Celle de la démystification du nom et des missions du DRS, en prévision d’une fin de règne. «Ne vous braquez pas sur le personnage, cherchez ce qu’il y a derrière», nous disait un proche de Bouteflika à la nomination de Saadani à la tête du FLN. L’individu est ainsi presque blanchi de son lourd passé et présent. L’amnistie à venir fera le reste, pour lui et pour tous les autres.


Un retour bien particulier

par G. O.

Il est vrai que Mouloud Hamrouche a fait partie des candidats qui s’étaient ressaisis pour se rendre compte en 1999 que les dés étaient jetés et que le siège présidentiel était déjà attribué à Abdelaziz Bouteflika. Il est vrai aussi que depuis, Hamrouche avait fait des sauts médiatiques ici et là mais sans grande portée. Aujourd’hui, il fait la Une de quasiment l’ensemble des médias en publiant une déclaration qu’il dédie dans son ensemble à l’Armée nationale populaire (ANP). Etant lui-même un membre de ses troupes avec le grade de lieutenant-colonel à la retraite, Hamrouche n’a jamais eu la chance d’être projeté au-devant de la scène depuis qu’il a été forcé de quitter son poste de chef de gouvernement en 1991. L’embrassement de la scène politique sous les épreuves de force du Fis avait fait de lui un bon bouc émissaire. L’Armée l’avait sacrifié à cause des gros troubles à l’ordre public qui avaient été provoqués à l’époque par les militants du Fis. Il lui a été reproché, en clair, d’avoir «fermé les yeux» devant la forte et dangereuse poussée des islamistes. Son gouvernement était pris au piège entre une institution militaire qui avait mal fait ses calculs et sous-estimé la détérioration de la situation politique, et le déferlement des islamistes avec ce que cela comportait comme dangers à la République et à la Nation. «Si cela est considéré comme une complicité (tawatou) avec le Front islamique du salut (Fis), eh bien, c’en est une !», avait répondu Hamrouche à une question qui lui a été posée lors d’une émission consacrée par l’ENTV aux candidats à la présidentielle de 1999.
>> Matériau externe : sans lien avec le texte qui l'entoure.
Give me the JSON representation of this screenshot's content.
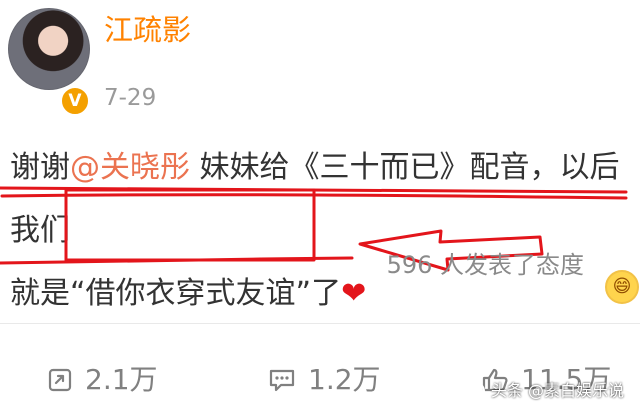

«Quel que soit ce qui sera dit sur lui, il a été le chef du gouvernement qui avait permis l’émergence de la presse privée», nous disait hier un haut fonctionnaire. Il rappelle alors qu’il a été «le meneur» du cycle «des réformes démocratiques» décidées par Chadli Bendjedid et dont l’essentiel a été l’ouverture du champ politique au multipartisme. L’histoire retient surtout qu’il a fallu les douloureux événements du 5 Octobre 88 pour que les forts centres décisionnels qui existaient à l’époque lâchent du lest. Entre autres pas franchis à cet effet, la légalisation de l’entrée des islamistes dans la vie politique avec tout ce que cela annonçait comme désastre au pays et au peuple. La suite est connue. Mouloud Hamrouche a parlé hier alors qu’il avait déclaré à ses «amis» qu’il ne ferait pas de déclarations, qu’il ne critiquerait pas le système, qu’il ne se présenterait pas contre Bouteflika. Sa déclaration pourrait pourtant être un signe d’un retour bien particulier, dans tout ce magma. Il serait en effet étonnant qu’il publie une déclaration juste pour faire parler de lui.